Waldorf Weltweit Freie Waldorfschule Erlangen

Plastizieren

Im Plastizieren sind die Hände das wichtigste Werkzeug. Aus dem unförmigen oder eigentlich formlosen Klumpen Ton wird beim Plastizieren eine Form, es entstehen Flächen und Kanten. Schon in der Unterstufe kommen die Schüler mit dem Ton in Berührung, erste Ergebnisse entstehen. Im Rahmen der verschiedenen Jahrgangsstufen können organische und geometrische Formen, tierische und menschliche Figuren, sowie Gebrauchskeramik entstehen.

In der Oberstufe vertiefen die Schüler ihre Erfahrungen mit diesem Arbeitsmaterial Ton in festen Epochen.

9. Schuljahr

Den Einstieg in das neue Fach geben sehr verschiedene Aufgabenstellungen. Die erste Herausforderung für die Neuntklässler stellt die Aufgabe „Platonische Körper“ erstellen (Tetraeder, Oktaeder und Hexaeder) dar, bei der ausschließlich die Haltung der beiden Hände zueinander zur Wirkung kommt.. Die daran anschließende Arbeit befasst sich mit Hohl- und Rundformen, welche je nach Aufgabenstellung auszuarbeiten sind, also die eigene Vorstellung mit der Aufgabe zu verknüpfen.  Ein weiterer Arbeitsauftrag kann dann sein, eine Plastik, welche als Vorderansicht vorliegt, in eine Plastik umzusetzen (siehe unten die „Venus von Willendorf“). Den Abschluss bildet eine Geschichte, genauer das Umsetzen eines individuellen Gefühls, das während der Geschichte auftritt, in eine Menschenplastik umzusetzen.

Arbeiten 9. Schuljahr

Ziel der Epoche ist es, Vorstellung und Empfindung innerhalb einer Aufgabenstellung zum Ausdruck zu bringen, dabei aber die jeweilige (objektive) Aufgabenstellung nicht außer Acht zu lassen. Die Schulung des Tastsinns, der in der Regel gleichzeitige Einsatz der beiden Hände und der achtsame Umgang mit dem Material und den Mitschülern (bei Gruppenaufgaben) sind dabei bewusst eingesetzte pädagogische Mittel.

10. Schuljahr

Die Fortsetzung des Plastizierens in  der 10. Klasse knüpft an die Thematik der Kunstepoche an.
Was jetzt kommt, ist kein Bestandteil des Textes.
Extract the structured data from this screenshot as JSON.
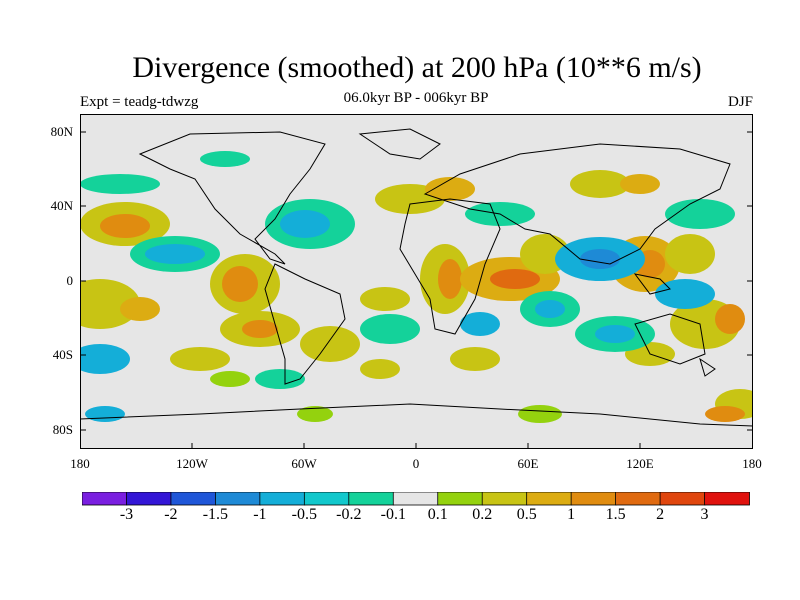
{
  "title": "Divergence (smoothed) at 200 hPa (10**6 m/s)",
  "subtitle": "06.0kyr BP - 006kyr BP",
  "experiment": "Expt = teadg-tdwzg",
  "season": "DJF",
  "lat_labels": [
    "80N",
    "40N",
    "0",
    "40S",
    "80S"
  ],
  "lon_labels": [
    "180",
    "120W",
    "60W",
    "0",
    "60E",
    "120E",
    "180"
  ],
  "colorbar": {
    "labels": [
      "-3",
      "-2",
      "-1.5",
      "-1",
      "-0.5",
      "-0.2",
      "-0.1",
      "0.1",
      "0.2",
      "0.5",
      "1",
      "1.5",
      "2",
      "3"
    ],
    "colors": [
      "#7a1fe0",
      "#3316d6",
      "#1f56d8",
      "#1e8ad6",
      "#14aed8",
      "#12c8cc",
      "#14d29a",
      "#e6e6e6",
      "#94d20e",
      "#c8c414",
      "#dcac12",
      "#e08c10",
      "#e06a10",
      "#e0460e",
      "#e0120e"
    ]
  },
  "map_region_colors": {
    "background": "#e6e6e6",
    "neg_strong": "#1e8ad6",
    "neg": "#14aed8",
    "neg_weak": "#14d29a",
    "pos_weak": "#94d20e",
    "pos": "#c8c414",
    "pos_mid": "#dcac12",
    "pos_strong": "#e08c10",
    "pos_max": "#e06a10"
  }
}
Die Proportionen des menschlichen Gesichts wurden von Albrecht Dürer in dessen Selbstbildnis von 1500 detailgetreu wiedergegeben. Das menschliche Gesicht bildet deshalb auch die ersten drei Aufgabenstellungen:

  1. Anfertigung eines Gesichtes bestehend aus überwiegend Rundformen
  2. Anfertigung eines Gesichtes aus überwiegend Hohlformen
  3. Ein menschliches Gesicht, in dem Rund- und Hohlformen eine ausgewogene Einheit bilden.     

Den Abschluss bildet die Gemeinschaftsarbeit. In dieser wird ein Werk eines Renaissancekünstlers von der Gruppe aus drei Vorschlägen ausgewählt, dann die einzelnen Figuren untereinander aufgeteilt und anschließend dreidimensional ausgearbeitet.

Arbeiten 10. Schuljahr: die Engel von Fra Angelico und Figuren aus dem „Zinsgroschen“ von Massacio.